The action in this film is really well choreographed and paced out.  The super-charged 17-minute battle scene outside a world airport towards the end of the middle act of the film is really the showcase of the movie.  It's great fun to see such a dynamic cast of superheros tee-off against one another and the addition of Ant-Man, Spidey and Panther just kicks everything up a notch.  The Russos teeter on overbloat here though.  It's tough keeping up with whom is whom and knowing all their back stories and motives.  Paul Bettany's Vision is kinda just thrown into the mix and I'm not sure we even need this character at all in the crowded cinematic universe.

Captain America: Civil War is essentially the third Avengers film (minus Hulk and Thor).  The new additions of Black Panther and Spider-Man more than offset the gaps left by Chris Hemsworth and Mark Ruffalo.  This is a thoroughly entertaining movie from start to finish and one that needs to be seen in the theater.  I thought the film was a little too long and there are a few slow parts at the beginning but it delivers in all aspects where Age of Ultron failed.  The biggest takeaway I had leaving the theater is that I'm not yet sick of all these characters and I'm more than excited for the first stand-alone Spider-Man film with Holland in control of the web slinger.  A very solid 4.5 out of 5 JRs for one of the best movies of the year so-far.
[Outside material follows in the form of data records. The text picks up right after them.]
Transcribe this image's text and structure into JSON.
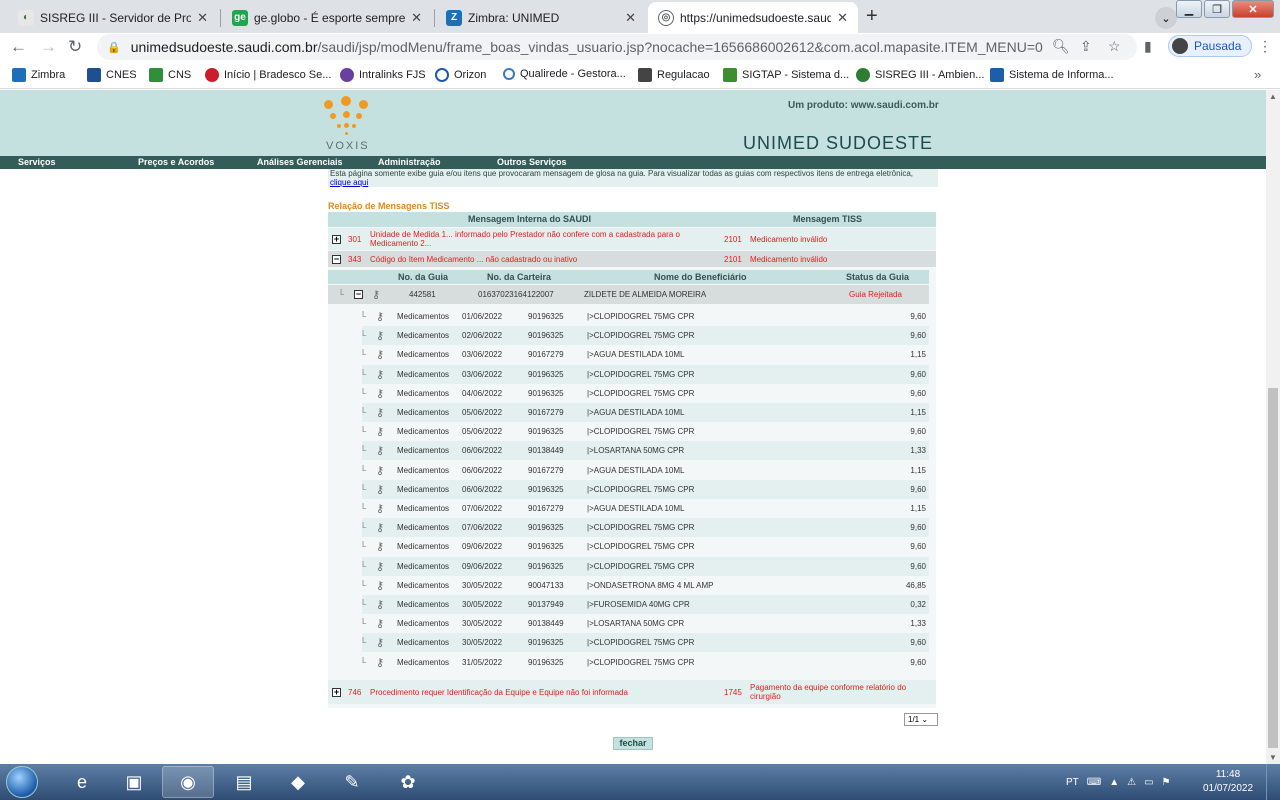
{
  "browser": {
    "tabs": [
      {
        "title": "SISREG III - Servidor de Producac",
        "icon": "sisreg-icon",
        "color": "#2f7d32"
      },
      {
        "title": "ge.globo - É esporte sempre",
        "icon": "ge-icon",
        "color": "#20a64d"
      },
      {
        "title": "Zimbra: UNIMED",
        "icon": "zimbra-icon",
        "color": "#1f6fb8"
      },
      {
        "title": "https://unimedsudoeste.saudi.co",
        "icon": "globe-icon",
        "color": "#5f6368"
      }
    ],
    "url_host": "unimedsudoeste.saudi.com.br",
    "url_path": "/saudi/jsp/modMenu/frame_boas_vindas_usuario.jsp?nocache=1656686002612&com.acol.mapasite.ITEM_MENU=0",
    "profile_label": "Pausada",
    "bookmarks": [
      {
        "label": "Zimbra",
        "color": "#1f6fb8"
      },
      {
        "label": "CNES",
        "color": "#1d4f91"
      },
      {
        "label": "CNS",
        "color": "#2f8f3a"
      },
      {
        "label": "Início | Bradesco Se...",
        "color": "#cc1d2c"
      },
      {
        "label": "Intralinks FJS",
        "color": "#6b3fa0"
      },
      {
        "label": "Orizon",
        "color": "#1a58b5"
      },
      {
        "label": "Qualirede - Gestora...",
        "color": "#3a7bbf"
      },
      {
        "label": "Regulacao",
        "color": "#444444"
      },
      {
        "label": "SIGTAP - Sistema d...",
        "color": "#3e8e2f"
      },
      {
        "label": "SISREG III - Ambien...",
        "color": "#2f7d32"
      },
      {
        "label": "Sistema de Informa...",
        "color": "#1d5ea8"
      }
    ]
  },
  "site": {
    "logo_text": "VOXIS",
    "produto": "Um produto: www.saudi.com.br",
    "brand": "UNIMED SUDOESTE",
    "menu": [
      "Serviços",
      "Preços e Acordos",
      "Análises Gerenciais",
      "Administração",
      "Outros Serviços"
    ]
  },
  "note": {
    "text": "Esta página somente exibe guia e/ou itens que provocaram mensagem de glosa na guia. Para visualizar todas as guias com respectivos itens de entrega eletrônica,",
    "link": "clique aqui"
  },
  "section_title": "Relação de Mensagens TISS",
  "table_headers": {
    "interna": "Mensagem Interna do SAUDI",
    "tiss": "Mensagem TISS"
  },
  "messages": [
    {
      "code": "301",
      "text": "Unidade de Medida 1... informado pelo Prestador não confere com a cadastrada para o Medicamento 2...",
      "tiss_code": "2101",
      "tiss_text": "Medicamento inválido",
      "expanded": false
    },
    {
      "code": "343",
      "text": "Código do Item Medicamento ... não cadastrado ou inativo",
      "tiss_code": "2101",
      "tiss_text": "Medicamento inválido",
      "expanded": true
    },
    {
      "code": "746",
      "text": "Procedimento requer Identificação da Equipe e Equipe não foi informada",
      "tiss_code": "1745",
      "tiss_text": "Pagamento da equipe conforme relatório do cirurgião",
      "expanded": false
    }
  ],
  "guia_headers": {
    "numero": "No. da Guia",
    "carteira": "No. da Carteira",
    "beneficiario": "Nome do Beneficiário",
    "status": "Status da Guia"
  },
  "guia": {
    "numero": "442581",
    "carteira": "01637023164122007",
    "beneficiario": "ZILDETE DE ALMEIDA MOREIRA",
    "status": "Guia Rejeitada"
  },
  "items": [
    {
      "tipo": "Medicamentos",
      "data": "01/06/2022",
      "codigo": "90196325",
      "descricao": "|>CLOPIDOGREL 75MG CPR",
      "valor": "9,60"
    },
    {
      "tipo": "Medicamentos",
      "data": "02/06/2022",
      "codigo": "90196325",
      "descricao": "|>CLOPIDOGREL 75MG CPR",
      "valor": "9,60"
    },
    {
      "tipo": "Medicamentos",
      "data": "03/06/2022",
      "codigo": "90167279",
      "descricao": "|>AGUA DESTILADA 10ML",
      "valor": "1,15"
    },
    {
      "tipo": "Medicamentos",
      "data": "03/06/2022",
      "codigo": "90196325",
      "descricao": "|>CLOPIDOGREL 75MG CPR",
      "valor": "9,60"
    },
    {
      "tipo": "Medicamentos",
      "data": "04/06/2022",
      "codigo": "90196325",
      "descricao": "|>CLOPIDOGREL 75MG CPR",
      "valor": "9,60"
    },
    {
      "tipo": "Medicamentos",
      "data": "05/06/2022",
      "codigo": "90167279",
      "descricao": "|>AGUA DESTILADA 10ML",
      "valor": "1,15"
    },
    {
      "tipo": "Medicamentos",
      "data": "05/06/2022",
      "codigo": "90196325",
      "descricao": "|>CLOPIDOGREL 75MG CPR",
      "valor": "9,60"
    },
    {
      "tipo": "Medicamentos",
      "data": "06/06/2022",
      "codigo": "90138449",
      "descricao": "|>LOSARTANA 50MG CPR",
      "valor": "1,33"
    },
    {
      "tipo": "Medicamentos",
      "data": "06/06/2022",
      "codigo": "90167279",
      "descricao": "|>AGUA DESTILADA 10ML",
      "valor": "1,15"
    },
    {
      "tipo": "Medicamentos",
      "data": "06/06/2022",
      "codigo": "90196325",
      "descricao": "|>CLOPIDOGREL 75MG CPR",
      "valor": "9,60"
    },
    {
      "tipo": "Medicamentos",
      "data": "07/06/2022",
      "codigo": "90167279",
      "descricao": "|>AGUA DESTILADA 10ML",
      "valor": "1,15"
    },
    {
      "tipo": "Medicamentos",
      "data": "07/06/2022",
      "codigo": "90196325",
      "descricao": "|>CLOPIDOGREL 75MG CPR",
      "valor": "9,60"
    },
    {
      "tipo": "Medicamentos",
      "data": "09/06/2022",
      "codigo": "90196325",
      "descricao": "|>CLOPIDOGREL 75MG CPR",
      "valor": "9,60"
    },
    {
      "tipo": "Medicamentos",
      "data": "09/06/2022",
      "codigo": "90196325",
      "descricao": "|>CLOPIDOGREL 75MG CPR",
      "valor": "9,60"
    },
    {
      "tipo": "Medicamentos",
      "data": "30/05/2022",
      "codigo": "90047133",
      "descricao": "|>ONDASETRONA 8MG 4 ML AMP",
      "valor": "46,85"
    },
    {
      "tipo": "Medicamentos",
      "data": "30/05/2022",
      "codigo": "90137949",
      "descricao": "|>FUROSEMIDA 40MG CPR",
      "valor": "0,32"
    },
    {
      "tipo": "Medicamentos",
      "data": "30/05/2022",
      "codigo": "90138449",
      "descricao": "|>LOSARTANA 50MG CPR",
      "valor": "1,33"
    },
    {
      "tipo": "Medicamentos",
      "data": "30/05/2022",
      "codigo": "90196325",
      "descricao": "|>CLOPIDOGREL 75MG CPR",
      "valor": "9,60"
    },
    {
      "tipo": "Medicamentos",
      "data": "31/05/2022",
      "codigo": "90196325",
      "descricao": "|>CLOPIDOGREL 75MG CPR",
      "valor": "9,60"
    }
  ],
  "pagination": "1/1",
  "close_label": "fechar",
  "taskbar": {
    "apps": [
      "ie-icon",
      "media-player-icon",
      "chrome-icon",
      "explorer-icon",
      "notes-icon",
      "syringe-app-icon",
      "paint-icon"
    ],
    "lang": "PT",
    "time": "11:48",
    "date": "01/07/2022"
  }
}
Finally, I would like to give a quick one-paragraph review of Green Room which I saw a couple weeks ago.  This film, directed by Jeremy Saulnier chronicles an ill-fated night for a small-time punk rock band at a rural nightclub infested by skinheads and white supremacists.  Patrick Stewart plays against type as the leader of the neo-nazi group and does a remarkable job of emoting quiet confidence with small spurts of rage mixed in.  There's nothing groundbreaking here and the motivation of key characters are sometimes unclear.  This is only worth a rental and gets a 3 out of 5 JR rating.  Warning, if you are turned off by extreme violence, you should probably skip this one.